Foi o homem que mordeu um cachorro?

Aprendi nas aulas e nos livros de jornalismo que quando um cachorro morde um homem nada de mais acontece, mas quando um homem morde um cachorro, temos uma notícia sensacional. Nesta semana, a polícia militar do Rio de Janeiro matou uma criança de dez anos com um tiro de fuzil na cabeça. Foi uma ação da Unidade de Polícia Pacificadora (UPP), portanto, do braço do estado que “ocupou” as favelas cariocas para proteger os seus moradores da violência do tráfico de drogas. Nunca a mordida do homem no cachorro foi tão forte. Mas a grande imprensa insiste em fingir que não vê.

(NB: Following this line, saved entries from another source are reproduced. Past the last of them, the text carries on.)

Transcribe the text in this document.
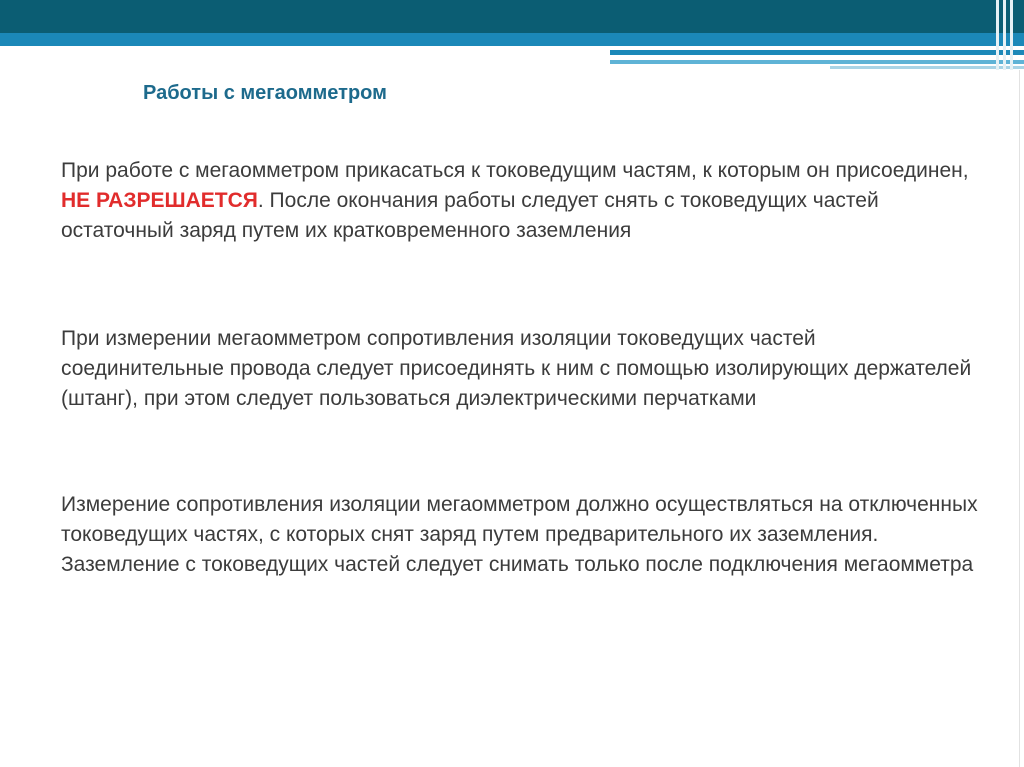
Работы с мегаомметром

При работе с мегаомметром прикасаться к токоведущим частям, к которым он присоединен, НЕ РАЗРЕШАЕТСЯ. После окончания работы следует снять с токоведущих частей остаточный заряд путем их кратковременного заземления

При измерении мегаомметром сопротивления изоляции токоведущих частей соединительные провода следует присоединять к ним с помощью изолирующих держателей (штанг), при этом следует пользоваться диэлектрическими перчатками

Измерение сопротивления изоляции мегаомметром должно осуществляться на отключенных токоведущих частях, с которых снят заряд путем предварительного их заземления. Заземление с токоведущих частей следует снимать только после подключения мегаомметра
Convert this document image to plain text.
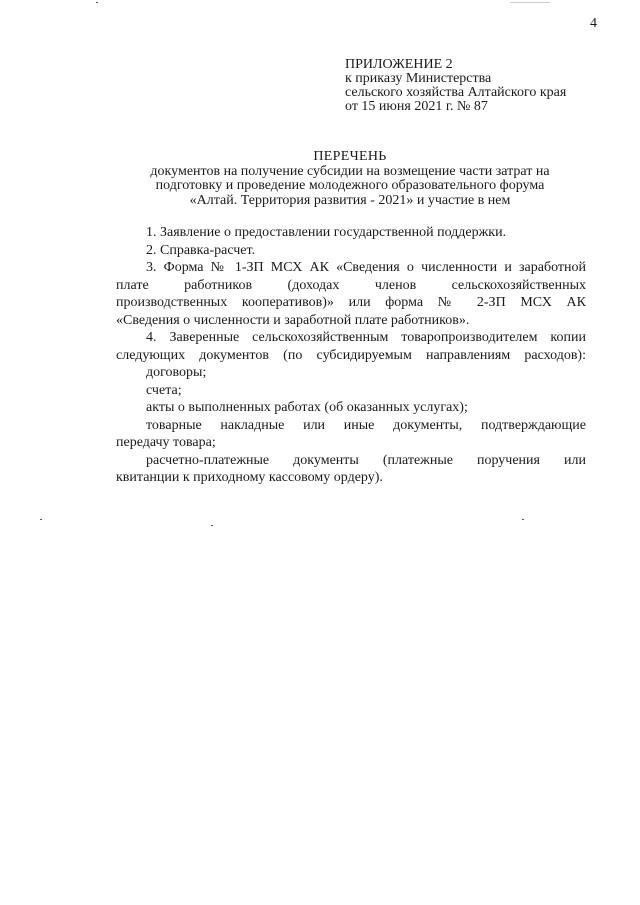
4
ПРИЛОЖЕНИЕ 2
к приказу Министерства
сельского хозяйства Алтайского края
от 15 июня 2021 г. № 87
ПЕРЕЧЕНЬ
документов на получение субсидии на возмещение части затрат на
подготовку и проведение молодежного образовательного форума
«Алтай. Территория развития - 2021» и участие в нем

1. Заявление о предоставлении государственной поддержки.

2. Справка-расчет.

3. Форма № 1-ЗП МСХ АК «Сведения о численности и заработной

плате работников (доходах членов сельскохозяйственных

производственных кооперативов)» или форма № 2-ЗП МСХ АК

«Сведения о численности и заработной плате работников».

4. Заверенные сельскохозяйственным товаропроизводителем копии

следующих документов (по субсидируемым направлениям расходов):

договоры;

счета;

акты о выполненных работах (об оказанных услугах);

товарные накладные или иные документы, подтверждающие

передачу товара;

расчетно-платежные документы (платежные поручения или

квитанции к приходному кассовому ордеру).
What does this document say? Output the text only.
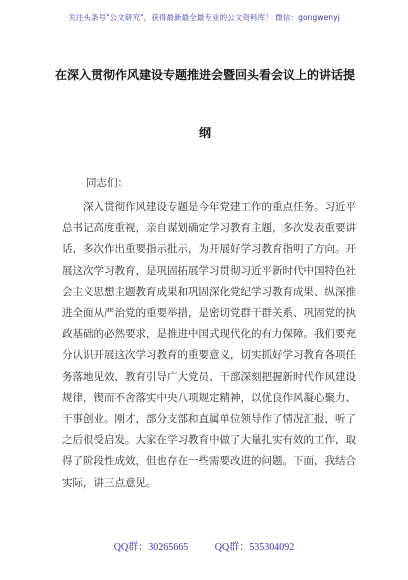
关注头条号"公文研究"，获得最新最全最专业的公文资料库！ 微信：gongwenyj
在深入贯彻作风建设专题推进会暨回头看会议上的讲话提
纲
同志们：
深入贯彻作风建设专题是今年党建工作的重点任务。习近平总书记高度重视，亲自谋划确定学习教育主题，多次发表重要讲话，多次作出重要指示批示，为开展好学习教育指明了方向。开展这次学习教育，是巩固拓展学习贯彻习近平新时代中国特色社会主义思想主题教育成果和巩固深化党纪学习教育成果、纵深推进全面从严治党的重要举措，是密切党群干群关系、巩固党的执政基础的必然要求，是推进中国式现代化的有力保障。我们要充分认识开展这次学习教育的重要意义，切实抓好学习教育各项任务落地见效，教育引导广大党员、干部深刻把握新时代作风建设规律，锲而不舍落实中央八项规定精神，以优良作风凝心聚力、干事创业。刚才，部分支部和直属单位领导作了情况汇报，听了之后很受启发。大家在学习教育中做了大量扎实有效的工作，取得了阶段性成效，但也存在一些需要改进的问题。下面，我结合实际，讲三点意见。
QQ群：30265665	QQ群：535304092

Claro que o fato foi noticiado, mas o “sensacional” da notícia (com o perdão do mau gosto pela expressão) foi oportunamente ignorado. A inversão estrutural, de uma polícia que mata ao invés de proteger e de uma política de “pacificação” que faz com que as palavras de ordem das manifestações que pedem paz nas favelas sejam “Fora UPP”, está simplesmente fora da cobertura.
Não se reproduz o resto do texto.